The world-famous Human rights activist, Martin Luther King was assassinated on 4th April 1968. As we mark Martin Luther King Day on Monday, 21 January 2019 we remember all he did to bring equality to the USA. However we cannot forget that as a believer in Jesus Christ and a minister of the Gospel he was also a Christian martyr.
As with others, who have died for their faith, his voice continues to cry out for justice. And in Dr King’s case, for the causes he cared about so deeply: racism, poverty and war – issues that still challenge us today.
When Dr King died it was as if his life’s work was set in time. He was only 39 and we have no images of him as an old man, only of a youthful, passionate agent for change. That is how we remember him. A never-aging example of love over hate and peaceful resistance over violence that inspires everyone, especially Christians who share his unshakeable belief in God.
“You cannot hear the name Martin Luther King Jr and not think of death,” Michael Eric Dyson wrote in Time Magazine. “For as famous as he may have been in life, it is death that ultimately defined him.” That is true in the sense that we can never forget that he died a martyr’s death, however it was for his dream of a better future that Dr King will be most remembered.
Nobody can forget his oft-quoted ‘I Have a Dream’ speech where he shared his vision for America to be a nation that would “rise up and live out the true meaning of its creed that all men are created equal.” Lesser known is the vision of Heaven Dr King shared the day before he died where he spoke about his vision of the Promised Land.
A Martyr for Christ
There is a Biblical parallel here.

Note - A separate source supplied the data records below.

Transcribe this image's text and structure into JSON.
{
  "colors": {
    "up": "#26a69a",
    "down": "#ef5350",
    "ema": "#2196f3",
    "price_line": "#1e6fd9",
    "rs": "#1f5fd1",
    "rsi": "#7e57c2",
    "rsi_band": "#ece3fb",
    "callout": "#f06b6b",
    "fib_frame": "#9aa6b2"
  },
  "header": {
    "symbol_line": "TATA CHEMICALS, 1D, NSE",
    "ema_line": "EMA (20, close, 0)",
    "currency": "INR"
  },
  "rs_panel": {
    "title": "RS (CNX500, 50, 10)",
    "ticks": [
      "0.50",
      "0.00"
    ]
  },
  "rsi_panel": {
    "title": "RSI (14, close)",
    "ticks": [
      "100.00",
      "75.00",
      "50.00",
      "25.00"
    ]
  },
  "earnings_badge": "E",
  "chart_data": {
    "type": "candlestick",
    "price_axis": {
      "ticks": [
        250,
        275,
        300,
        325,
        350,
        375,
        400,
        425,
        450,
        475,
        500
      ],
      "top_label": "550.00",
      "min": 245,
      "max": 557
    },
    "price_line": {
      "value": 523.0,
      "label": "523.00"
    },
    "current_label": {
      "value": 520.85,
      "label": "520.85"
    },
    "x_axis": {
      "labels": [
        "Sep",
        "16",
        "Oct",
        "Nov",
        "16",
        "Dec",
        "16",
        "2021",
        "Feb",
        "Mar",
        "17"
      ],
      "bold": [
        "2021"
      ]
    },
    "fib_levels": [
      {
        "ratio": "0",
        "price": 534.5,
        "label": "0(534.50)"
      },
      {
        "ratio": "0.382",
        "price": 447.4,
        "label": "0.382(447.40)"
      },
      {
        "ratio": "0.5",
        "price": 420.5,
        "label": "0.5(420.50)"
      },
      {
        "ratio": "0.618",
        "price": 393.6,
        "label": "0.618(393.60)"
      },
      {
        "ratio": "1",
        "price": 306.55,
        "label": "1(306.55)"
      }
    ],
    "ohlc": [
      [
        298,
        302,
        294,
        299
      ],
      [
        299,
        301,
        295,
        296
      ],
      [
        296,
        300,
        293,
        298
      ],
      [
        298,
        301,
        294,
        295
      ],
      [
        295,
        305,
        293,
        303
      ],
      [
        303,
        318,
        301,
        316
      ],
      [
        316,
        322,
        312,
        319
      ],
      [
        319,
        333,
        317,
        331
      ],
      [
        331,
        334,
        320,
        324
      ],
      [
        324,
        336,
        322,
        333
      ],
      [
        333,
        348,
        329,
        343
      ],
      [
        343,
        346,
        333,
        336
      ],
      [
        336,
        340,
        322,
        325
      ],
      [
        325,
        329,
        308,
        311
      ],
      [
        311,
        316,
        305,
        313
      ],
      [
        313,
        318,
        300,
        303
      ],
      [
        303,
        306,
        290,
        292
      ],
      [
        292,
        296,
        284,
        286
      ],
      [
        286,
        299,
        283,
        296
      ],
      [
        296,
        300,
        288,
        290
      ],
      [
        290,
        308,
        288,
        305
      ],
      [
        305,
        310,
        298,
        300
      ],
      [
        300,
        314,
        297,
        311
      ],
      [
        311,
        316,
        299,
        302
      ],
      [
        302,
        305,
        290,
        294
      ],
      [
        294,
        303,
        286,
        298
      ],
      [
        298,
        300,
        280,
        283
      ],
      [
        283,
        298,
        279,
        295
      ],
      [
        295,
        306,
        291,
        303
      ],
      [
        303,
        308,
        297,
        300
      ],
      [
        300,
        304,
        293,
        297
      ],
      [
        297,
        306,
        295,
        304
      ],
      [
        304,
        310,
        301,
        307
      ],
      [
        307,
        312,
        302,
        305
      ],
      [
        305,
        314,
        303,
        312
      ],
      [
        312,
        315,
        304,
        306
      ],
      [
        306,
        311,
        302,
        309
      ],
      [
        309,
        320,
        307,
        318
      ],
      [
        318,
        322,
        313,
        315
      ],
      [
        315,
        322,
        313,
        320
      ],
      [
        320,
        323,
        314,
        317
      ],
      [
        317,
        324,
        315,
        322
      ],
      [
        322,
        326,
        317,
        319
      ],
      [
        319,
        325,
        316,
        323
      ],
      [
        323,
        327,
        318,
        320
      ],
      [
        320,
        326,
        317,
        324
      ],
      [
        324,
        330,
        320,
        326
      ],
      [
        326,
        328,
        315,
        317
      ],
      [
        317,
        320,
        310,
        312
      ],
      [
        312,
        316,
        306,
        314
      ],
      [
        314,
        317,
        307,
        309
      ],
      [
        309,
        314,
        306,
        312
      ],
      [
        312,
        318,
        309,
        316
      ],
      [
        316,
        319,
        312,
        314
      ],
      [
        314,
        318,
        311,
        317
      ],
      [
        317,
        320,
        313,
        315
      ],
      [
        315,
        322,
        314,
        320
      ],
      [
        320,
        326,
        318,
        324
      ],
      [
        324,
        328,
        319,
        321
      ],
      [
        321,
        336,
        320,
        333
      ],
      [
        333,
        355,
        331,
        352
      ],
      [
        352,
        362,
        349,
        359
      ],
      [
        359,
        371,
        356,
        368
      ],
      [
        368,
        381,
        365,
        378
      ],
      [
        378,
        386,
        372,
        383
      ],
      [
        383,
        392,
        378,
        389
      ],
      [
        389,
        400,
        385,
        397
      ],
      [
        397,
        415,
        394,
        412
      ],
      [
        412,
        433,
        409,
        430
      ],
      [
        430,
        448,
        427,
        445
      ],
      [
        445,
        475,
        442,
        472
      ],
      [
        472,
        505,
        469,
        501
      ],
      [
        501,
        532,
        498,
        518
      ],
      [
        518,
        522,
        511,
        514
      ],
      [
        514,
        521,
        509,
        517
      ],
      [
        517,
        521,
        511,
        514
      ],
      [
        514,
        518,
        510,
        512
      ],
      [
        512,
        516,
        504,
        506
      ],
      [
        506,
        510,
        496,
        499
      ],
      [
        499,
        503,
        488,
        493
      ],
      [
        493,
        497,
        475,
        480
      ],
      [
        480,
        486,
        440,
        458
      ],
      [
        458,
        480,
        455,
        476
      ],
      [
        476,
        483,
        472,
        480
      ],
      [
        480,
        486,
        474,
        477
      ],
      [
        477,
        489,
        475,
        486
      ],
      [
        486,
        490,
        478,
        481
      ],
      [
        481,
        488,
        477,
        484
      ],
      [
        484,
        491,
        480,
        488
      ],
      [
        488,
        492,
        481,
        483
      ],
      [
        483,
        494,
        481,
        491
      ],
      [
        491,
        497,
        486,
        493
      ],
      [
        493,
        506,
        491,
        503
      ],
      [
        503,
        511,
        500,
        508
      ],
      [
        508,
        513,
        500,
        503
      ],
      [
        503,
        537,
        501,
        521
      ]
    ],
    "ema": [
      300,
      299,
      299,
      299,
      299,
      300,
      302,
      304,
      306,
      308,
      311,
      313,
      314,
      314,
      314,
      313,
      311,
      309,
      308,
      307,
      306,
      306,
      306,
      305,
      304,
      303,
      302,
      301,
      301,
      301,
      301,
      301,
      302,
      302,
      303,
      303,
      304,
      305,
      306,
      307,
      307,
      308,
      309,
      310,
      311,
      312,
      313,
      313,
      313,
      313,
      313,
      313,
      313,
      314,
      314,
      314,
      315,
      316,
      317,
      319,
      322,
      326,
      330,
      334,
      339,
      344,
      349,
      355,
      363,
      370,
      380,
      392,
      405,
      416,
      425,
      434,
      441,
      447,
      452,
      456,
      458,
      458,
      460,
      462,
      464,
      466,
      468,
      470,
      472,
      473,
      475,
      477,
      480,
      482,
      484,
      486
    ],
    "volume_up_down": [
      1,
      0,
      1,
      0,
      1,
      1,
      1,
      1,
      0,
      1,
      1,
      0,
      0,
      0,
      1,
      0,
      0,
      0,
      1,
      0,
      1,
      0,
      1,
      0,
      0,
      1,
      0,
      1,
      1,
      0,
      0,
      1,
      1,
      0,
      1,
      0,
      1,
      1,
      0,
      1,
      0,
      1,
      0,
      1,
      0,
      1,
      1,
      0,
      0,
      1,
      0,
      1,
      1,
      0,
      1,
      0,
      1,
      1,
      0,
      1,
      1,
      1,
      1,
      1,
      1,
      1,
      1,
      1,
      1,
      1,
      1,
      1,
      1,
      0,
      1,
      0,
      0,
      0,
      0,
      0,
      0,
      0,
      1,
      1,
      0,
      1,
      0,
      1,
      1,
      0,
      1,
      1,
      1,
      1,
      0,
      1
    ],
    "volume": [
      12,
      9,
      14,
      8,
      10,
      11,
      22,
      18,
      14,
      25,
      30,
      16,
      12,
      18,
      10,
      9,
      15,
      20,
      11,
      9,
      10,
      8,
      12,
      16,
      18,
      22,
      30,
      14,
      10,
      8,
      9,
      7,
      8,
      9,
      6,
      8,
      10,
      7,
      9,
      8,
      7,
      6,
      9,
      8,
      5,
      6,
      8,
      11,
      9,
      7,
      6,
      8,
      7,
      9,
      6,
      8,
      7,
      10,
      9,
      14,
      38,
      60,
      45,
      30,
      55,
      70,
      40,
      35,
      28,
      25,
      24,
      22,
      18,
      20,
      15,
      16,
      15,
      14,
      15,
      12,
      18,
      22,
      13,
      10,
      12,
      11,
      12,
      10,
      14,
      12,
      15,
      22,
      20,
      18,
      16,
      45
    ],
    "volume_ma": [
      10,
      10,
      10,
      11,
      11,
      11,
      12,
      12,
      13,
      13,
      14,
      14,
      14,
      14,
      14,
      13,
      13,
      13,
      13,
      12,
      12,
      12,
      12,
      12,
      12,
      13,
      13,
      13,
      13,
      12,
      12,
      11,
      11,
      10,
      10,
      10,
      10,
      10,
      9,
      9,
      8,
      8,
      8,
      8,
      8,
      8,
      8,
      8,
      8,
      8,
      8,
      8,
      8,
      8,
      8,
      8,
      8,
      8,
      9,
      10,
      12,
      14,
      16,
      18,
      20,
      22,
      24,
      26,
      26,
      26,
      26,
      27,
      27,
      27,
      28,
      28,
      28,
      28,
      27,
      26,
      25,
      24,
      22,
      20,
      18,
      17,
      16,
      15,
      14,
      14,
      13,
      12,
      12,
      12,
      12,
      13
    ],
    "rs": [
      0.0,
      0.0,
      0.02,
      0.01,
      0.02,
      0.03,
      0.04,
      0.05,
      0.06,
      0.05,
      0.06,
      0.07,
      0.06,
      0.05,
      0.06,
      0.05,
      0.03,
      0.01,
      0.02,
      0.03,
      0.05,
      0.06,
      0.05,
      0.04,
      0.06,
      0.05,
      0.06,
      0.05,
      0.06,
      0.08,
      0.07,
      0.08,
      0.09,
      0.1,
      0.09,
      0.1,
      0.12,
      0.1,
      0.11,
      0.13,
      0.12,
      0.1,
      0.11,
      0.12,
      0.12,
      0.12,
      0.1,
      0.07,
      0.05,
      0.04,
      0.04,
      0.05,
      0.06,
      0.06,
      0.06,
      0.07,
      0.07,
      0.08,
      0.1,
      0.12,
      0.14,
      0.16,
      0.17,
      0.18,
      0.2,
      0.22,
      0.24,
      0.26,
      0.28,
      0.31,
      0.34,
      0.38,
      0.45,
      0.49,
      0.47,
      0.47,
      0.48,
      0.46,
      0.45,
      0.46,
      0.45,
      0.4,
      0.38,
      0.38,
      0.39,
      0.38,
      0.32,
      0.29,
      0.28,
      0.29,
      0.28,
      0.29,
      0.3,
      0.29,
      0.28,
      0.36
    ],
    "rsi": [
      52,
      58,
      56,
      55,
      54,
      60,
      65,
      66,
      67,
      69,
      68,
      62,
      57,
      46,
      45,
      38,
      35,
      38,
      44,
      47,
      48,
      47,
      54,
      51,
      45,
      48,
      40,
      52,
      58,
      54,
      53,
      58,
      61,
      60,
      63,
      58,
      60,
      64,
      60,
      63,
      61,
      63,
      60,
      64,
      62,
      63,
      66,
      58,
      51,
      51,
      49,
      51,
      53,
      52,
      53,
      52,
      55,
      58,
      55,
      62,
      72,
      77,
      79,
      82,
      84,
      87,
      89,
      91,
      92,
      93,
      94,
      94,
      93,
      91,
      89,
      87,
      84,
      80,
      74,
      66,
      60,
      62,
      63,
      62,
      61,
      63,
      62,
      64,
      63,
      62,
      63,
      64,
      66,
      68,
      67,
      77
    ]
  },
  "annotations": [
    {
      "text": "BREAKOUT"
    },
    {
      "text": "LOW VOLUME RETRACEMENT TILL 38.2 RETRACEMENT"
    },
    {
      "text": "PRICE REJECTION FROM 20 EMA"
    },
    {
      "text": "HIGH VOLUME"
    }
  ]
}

Stephen, the first recorded martyr for Christ, also had a vision of Heaven before he was stoned to death.
“When they heard these things… they gnashed at him with their teeth. But he, being full of the Holy Spirit, gazed into Heaven and saw the glory of God, and Jesus standing at the right hand of God, and said, ‘Look! I see the heavens opened and the Son of Man standing at the right hand of God!’ Then they cried out with a loud voice… and ran at him with one accord… and they stoned Stephen as he was calling on God and saying, ‘Lord Jesus, receive my spirit’.” (Acts 7:54-59)
‘I’ve Been to the Mountaintop‘ is the popular name of the last speech delivered by Dr King, at the Church of God in Christ Headquarters in Memphis, Tennessee.
“We’ve got some difficult days ahead,” Dr King said, “but it really doesn’t matter with me now, because I’ve been to the mountaintop. And I don’t mind. Like anybody, I would like to live a long life. Longevity has its place. But I’m not concerned about that now. I just want to do God’s will. And He’s allowed me to go up to the mountain.
“And I’ve looked over. And I’ve seen the Promised Land. I may not get there with you. But I want you to know tonight, that we, as a people, will get to the Promised Land. So I’m happy, tonight. I’m not worried about anything. I’m not fearing any man. Mine eyes have seen the glory of the coming of the Lord.”
What a testimony this is to believers today to live their lives without fear, trusting God with their future whatever that may be. In another Biblical parallel, Revelation 6:9-11 talks about the Cry of the Martyrs. “How long, O Lord, holy and true, until You judge and avenge our blood on those who dwell on the earth?”
Martin Luther King did not die in vain; the American civil rights movement grew from strength to strength to finally achieve equality for all. Although much has been achieved, sadly racism, poverty and war continue to be issues today. And like Dr King we must be prepared to put our lives on the line to make a difference wherever we see injustice.
We must also learn from his example to make a bold stand for our faith, no matter what. For believers in some countries the threat of martyrdom is all too real in the world today, but like Dr King, we have seen the Promised Land and there is no going back.